XIII
XIII
Троцкий объезжал полки. На его лице было самодовольство. Сбылось гораздо больше, чем он когда-либо мечтал. Остро и внимательно из-за пенсне смотрели маленькие глаза. Они видели стройные ряды людей, они видели молодые лица юношей и медленно склонявшиеся перед ним алые знамена, но они не замечали, что было хорошо и что плохо в войсках. Он не видел обмотанных тряпками, замазанными грязью ног в полках рабочих, он не знал, где хорошо, где дурно пригнана одежда, у кого одет патронташ, у кого его не было. На бледном, одутловатом лице с небольшою бородкой были написаны самомнение и упоение властью, но иногда в глазах мелькал страх. Он боялся, что лошадь споткнется и упадет, и потому сидел в седле неуверенно. Большая породистая, темно-гнедая лошадь шла, вытянув шею. Троцкий не мог ее подобрать, шенкеля у него были слабые. Лошадь была на уздечке, и он держал поводья, всю силу управления возлагая на них. Поводья, оголовье, седло были новые, хорошие, взятые с чужой квартиры, но опытный кавалерийский глаз видел, что они чужие, что Троцкий на них себя чувствует нехорошо, что лошадь для него чужая и что он не полководец и вождь, а просто проходимец и вор, укравший и лошадь, и седло, и уздечку, и недоумевающий, почему его не прогонят и не побьют.
Красноармейцы, курсанты, офицеры, даже коммунисты, смотрели на него со страхом.

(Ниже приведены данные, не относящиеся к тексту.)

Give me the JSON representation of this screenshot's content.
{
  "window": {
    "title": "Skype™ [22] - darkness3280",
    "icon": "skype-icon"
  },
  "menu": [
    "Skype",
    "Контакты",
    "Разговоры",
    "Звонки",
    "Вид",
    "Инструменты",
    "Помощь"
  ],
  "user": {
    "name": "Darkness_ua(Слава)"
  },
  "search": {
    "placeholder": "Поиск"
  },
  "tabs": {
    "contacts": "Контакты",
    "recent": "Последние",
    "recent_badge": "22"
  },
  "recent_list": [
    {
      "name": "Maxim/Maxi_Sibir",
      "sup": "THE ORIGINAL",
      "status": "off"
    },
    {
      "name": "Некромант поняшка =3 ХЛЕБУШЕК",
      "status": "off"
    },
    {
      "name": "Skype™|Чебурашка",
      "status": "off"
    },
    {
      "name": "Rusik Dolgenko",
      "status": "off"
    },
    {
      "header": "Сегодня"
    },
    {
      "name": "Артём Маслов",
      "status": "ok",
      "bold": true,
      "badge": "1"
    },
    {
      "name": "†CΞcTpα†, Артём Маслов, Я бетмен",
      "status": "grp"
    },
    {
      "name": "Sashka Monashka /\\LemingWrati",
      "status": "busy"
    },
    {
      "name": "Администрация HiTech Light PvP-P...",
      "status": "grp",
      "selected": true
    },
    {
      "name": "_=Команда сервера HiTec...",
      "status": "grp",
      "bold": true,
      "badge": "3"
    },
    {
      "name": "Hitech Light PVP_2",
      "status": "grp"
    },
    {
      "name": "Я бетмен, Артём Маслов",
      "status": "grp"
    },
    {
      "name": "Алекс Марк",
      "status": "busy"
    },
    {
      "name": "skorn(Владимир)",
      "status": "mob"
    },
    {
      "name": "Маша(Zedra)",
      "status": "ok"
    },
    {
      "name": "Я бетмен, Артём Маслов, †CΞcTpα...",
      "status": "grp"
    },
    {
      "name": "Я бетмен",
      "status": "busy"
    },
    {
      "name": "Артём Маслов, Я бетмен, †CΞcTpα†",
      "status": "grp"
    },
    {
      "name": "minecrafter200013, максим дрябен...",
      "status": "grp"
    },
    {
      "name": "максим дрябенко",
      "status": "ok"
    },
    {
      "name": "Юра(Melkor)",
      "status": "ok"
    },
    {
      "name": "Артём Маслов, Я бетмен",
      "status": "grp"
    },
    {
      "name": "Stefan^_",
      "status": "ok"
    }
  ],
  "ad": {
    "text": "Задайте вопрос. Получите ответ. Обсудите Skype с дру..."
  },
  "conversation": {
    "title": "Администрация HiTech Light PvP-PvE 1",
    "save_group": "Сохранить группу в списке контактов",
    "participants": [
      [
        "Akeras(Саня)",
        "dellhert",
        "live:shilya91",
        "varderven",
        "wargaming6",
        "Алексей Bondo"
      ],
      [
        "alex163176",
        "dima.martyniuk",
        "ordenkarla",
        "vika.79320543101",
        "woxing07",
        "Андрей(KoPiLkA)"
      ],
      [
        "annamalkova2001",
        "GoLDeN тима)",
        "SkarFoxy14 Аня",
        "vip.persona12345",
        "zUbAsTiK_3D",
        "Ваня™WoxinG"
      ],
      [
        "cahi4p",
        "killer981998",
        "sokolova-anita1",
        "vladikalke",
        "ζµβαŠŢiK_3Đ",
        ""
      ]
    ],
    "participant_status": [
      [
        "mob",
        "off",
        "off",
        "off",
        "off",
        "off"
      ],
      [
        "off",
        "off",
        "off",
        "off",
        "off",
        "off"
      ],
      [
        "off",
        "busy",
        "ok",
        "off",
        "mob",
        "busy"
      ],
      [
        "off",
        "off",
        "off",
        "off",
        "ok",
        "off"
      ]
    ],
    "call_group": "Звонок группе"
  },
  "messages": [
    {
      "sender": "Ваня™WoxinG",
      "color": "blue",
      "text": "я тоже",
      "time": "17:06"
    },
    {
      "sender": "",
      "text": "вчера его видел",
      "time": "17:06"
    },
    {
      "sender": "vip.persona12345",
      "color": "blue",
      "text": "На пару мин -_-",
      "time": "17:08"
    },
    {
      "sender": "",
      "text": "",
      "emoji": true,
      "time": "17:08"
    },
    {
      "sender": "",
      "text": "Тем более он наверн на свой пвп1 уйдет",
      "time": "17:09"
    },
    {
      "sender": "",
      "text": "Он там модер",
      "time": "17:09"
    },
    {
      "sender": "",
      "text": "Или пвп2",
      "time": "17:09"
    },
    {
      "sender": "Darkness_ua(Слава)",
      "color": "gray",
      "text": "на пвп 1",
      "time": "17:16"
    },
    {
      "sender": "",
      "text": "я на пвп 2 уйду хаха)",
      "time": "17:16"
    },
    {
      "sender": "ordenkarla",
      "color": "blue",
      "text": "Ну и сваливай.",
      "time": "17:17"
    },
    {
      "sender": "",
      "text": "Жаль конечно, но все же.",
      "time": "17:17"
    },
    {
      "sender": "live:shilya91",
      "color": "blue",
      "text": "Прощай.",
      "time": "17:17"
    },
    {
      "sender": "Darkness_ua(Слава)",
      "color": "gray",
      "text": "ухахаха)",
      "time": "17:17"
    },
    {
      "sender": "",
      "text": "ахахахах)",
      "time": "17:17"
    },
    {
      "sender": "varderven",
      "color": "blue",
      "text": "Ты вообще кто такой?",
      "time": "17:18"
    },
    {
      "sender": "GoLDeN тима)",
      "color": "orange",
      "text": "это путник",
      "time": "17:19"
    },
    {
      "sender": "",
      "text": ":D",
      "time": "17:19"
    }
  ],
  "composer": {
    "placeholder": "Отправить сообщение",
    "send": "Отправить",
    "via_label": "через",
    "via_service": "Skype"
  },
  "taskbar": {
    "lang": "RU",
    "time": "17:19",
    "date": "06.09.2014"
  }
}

Бледные лица поворачивались за ним, и старые кадровые офицеры чувствовали, как мороз отвращения и страха пробегал по жилам при приближении этого всадника. Они знали, что кивка головы, недовольного взгляда было достаточно, чтобы схватили и уничтожили тут же, на площади. Про смотры, кончавшиеся такими расправами, ходили легендарные рассказы. Страшное слово «контрреволюция» висело в воздухе, а с кровавых знамен народные лозунги кричали о жестокой классовой борьбе и о смерти всем им, имевшим несчастие иметь когда-либо собственность.
Ехал тот, кого многие считали главной пружиной того, что делается в России, ехал Троцкий, за победы и хорошее настроение частей даривший офицерам золотые часы, бинокли и золотые портсигары с надписями и вензелями прежних владельцев и спокойно разжаловавший командиров полков в рядовые красноармейцы, без суда отправлявший их в тюрьму и на тот свет.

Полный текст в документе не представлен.